This approach ensures that users maintain full control over their digital footprint while still benefiting from contextual AI interactions when desired.

Memory Usage in AI Responses

The UPlanet_IA_Responder.sh script utilizes the stored memory in several ways to provide contextual AI responses:

1. Memory Display (#mem tag)

When a user includes the #mem tag, the script:

  • Loads the user's conversation history from ~/.zen/strfry/uplanet_memory/pubkey/{pubkey}.json
  • Formats the last 30 messages with timestamps and cleaned content (removing #BOT/#BRO tags)
  • Returns a human-readable conversation history without recording the current message

2. Memory Reset (#reset tag)

When a user includes the #reset tag, the script:

  • Deletes the user's memory file completely
  • Returns a welcome message explaining available AI features
  • Provides a fresh start for AI interactions

3. Contextual AI Responses (Default behavior)

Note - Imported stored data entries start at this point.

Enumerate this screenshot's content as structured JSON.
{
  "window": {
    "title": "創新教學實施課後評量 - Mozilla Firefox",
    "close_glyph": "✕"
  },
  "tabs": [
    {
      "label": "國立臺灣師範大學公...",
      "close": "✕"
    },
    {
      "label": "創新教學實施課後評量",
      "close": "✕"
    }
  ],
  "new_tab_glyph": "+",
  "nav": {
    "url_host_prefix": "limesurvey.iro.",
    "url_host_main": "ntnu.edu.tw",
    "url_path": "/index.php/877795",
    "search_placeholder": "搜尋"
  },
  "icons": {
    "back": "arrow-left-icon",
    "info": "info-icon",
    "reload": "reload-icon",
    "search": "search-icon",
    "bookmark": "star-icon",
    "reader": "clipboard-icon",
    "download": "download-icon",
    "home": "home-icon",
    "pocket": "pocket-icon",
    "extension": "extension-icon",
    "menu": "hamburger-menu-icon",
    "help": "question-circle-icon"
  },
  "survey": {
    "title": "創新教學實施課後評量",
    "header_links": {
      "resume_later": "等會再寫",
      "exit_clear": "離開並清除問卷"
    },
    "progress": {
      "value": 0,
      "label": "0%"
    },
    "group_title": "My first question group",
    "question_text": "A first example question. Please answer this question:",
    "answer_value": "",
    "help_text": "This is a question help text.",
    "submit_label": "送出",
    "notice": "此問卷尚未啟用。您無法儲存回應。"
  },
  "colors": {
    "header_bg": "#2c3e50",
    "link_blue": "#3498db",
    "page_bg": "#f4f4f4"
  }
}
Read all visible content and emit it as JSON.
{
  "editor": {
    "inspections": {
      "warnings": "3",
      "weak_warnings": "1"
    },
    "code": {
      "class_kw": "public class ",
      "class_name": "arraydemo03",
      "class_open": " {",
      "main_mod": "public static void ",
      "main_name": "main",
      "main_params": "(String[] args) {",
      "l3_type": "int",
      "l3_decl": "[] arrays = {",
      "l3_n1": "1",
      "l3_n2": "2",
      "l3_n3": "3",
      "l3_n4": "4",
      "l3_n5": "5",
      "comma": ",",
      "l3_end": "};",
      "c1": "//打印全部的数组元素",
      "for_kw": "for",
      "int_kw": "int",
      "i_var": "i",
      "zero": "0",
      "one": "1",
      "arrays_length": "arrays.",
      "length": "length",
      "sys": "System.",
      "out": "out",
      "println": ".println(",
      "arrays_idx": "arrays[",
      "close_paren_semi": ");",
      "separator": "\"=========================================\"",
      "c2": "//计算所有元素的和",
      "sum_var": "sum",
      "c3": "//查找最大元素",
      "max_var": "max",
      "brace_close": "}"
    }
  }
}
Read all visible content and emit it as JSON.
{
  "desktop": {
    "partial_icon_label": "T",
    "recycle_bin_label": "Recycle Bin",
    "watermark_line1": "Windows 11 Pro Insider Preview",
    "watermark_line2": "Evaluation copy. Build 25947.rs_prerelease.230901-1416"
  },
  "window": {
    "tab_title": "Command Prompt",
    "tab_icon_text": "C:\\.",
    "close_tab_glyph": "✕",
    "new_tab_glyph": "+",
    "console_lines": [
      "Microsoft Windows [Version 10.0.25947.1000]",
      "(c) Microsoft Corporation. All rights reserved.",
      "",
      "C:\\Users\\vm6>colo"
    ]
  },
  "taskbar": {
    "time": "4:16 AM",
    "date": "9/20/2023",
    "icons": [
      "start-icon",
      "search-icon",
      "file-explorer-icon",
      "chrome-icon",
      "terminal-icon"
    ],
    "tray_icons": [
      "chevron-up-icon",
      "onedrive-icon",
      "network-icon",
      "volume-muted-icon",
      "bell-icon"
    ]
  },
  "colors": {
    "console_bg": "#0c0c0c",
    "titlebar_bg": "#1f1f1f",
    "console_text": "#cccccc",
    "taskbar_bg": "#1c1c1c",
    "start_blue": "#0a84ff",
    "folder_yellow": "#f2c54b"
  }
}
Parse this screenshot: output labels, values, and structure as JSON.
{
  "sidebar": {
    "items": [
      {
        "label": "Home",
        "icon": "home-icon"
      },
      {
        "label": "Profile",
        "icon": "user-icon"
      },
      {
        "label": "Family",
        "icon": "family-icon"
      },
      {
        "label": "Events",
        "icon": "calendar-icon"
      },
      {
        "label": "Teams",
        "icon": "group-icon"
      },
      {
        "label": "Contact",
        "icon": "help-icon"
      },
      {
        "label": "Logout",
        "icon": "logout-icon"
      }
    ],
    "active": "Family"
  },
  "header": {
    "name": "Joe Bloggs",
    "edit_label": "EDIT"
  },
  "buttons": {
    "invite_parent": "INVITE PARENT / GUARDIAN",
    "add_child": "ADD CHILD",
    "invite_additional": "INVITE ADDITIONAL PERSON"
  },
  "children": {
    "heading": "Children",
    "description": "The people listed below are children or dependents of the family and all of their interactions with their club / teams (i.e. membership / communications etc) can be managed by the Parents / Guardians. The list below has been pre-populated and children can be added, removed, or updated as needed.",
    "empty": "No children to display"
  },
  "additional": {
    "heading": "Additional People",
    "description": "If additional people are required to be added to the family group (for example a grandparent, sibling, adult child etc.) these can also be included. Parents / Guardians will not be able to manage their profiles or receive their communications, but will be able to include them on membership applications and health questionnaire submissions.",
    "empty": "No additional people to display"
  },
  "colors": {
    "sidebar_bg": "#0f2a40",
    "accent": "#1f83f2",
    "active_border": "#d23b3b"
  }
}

For general questions without specific tags, the script:

  • Calls question.py with the user's pubkey parameter
  • question.py loads conversation history from the user's memory file
  • Constructs a context-aware prompt including previous messages
  • Sends the enhanced prompt to Ollama for AI response generation
  • Logs both the prompt and response to ~/.zen/tmp/IA.log

4. Memory Structure and Access

The memory system provides two types of context:

User Memory (pubkey/{pubkey}.json):

{
  "pubkey": "user_public_key",
  "messages": [
    {
      "timestamp": "2024-01-01T12:00:00Z",
      "event_id": "event_hash",
      "latitude": "48.8534",
      "longitude": "-2.3412",
      "content": "User message content"
    }
  ]
}

UMAP Memory ({latitude}_{longitude}.json):

{
  "latitude": "48.8534",
  "longitude": "-2.3412",
  "messages": [
    {
      "timestamp": "2024-01-01T12:00:00Z",
      "event_id": "event_hash",
      "pubkey": "user_public_key",
      "content": "Message content at this location"
    }
  ]
}

5. Context Integration in AI Prompts

The question.py script enhances AI responses by:

  • Loading relevant conversation history (up to 50 messages)
  • Formatting previous messages as context
  • Including location information when available
  • Constructing a comprehensive prompt for Ollama
  • Maintaining conversation continuity across sessions

This memory system enables the AI to provide personalized, context-aware responses while respecting user privacy through explicit consent via the #rec tag.

Zen Economy and Reaction-Based Payments

UPlanet implements a unique economic system where social interactions (reactions/likes) trigger automatic micro-payments in the Ğ1 currency, creating a circular economy within the ecosystem.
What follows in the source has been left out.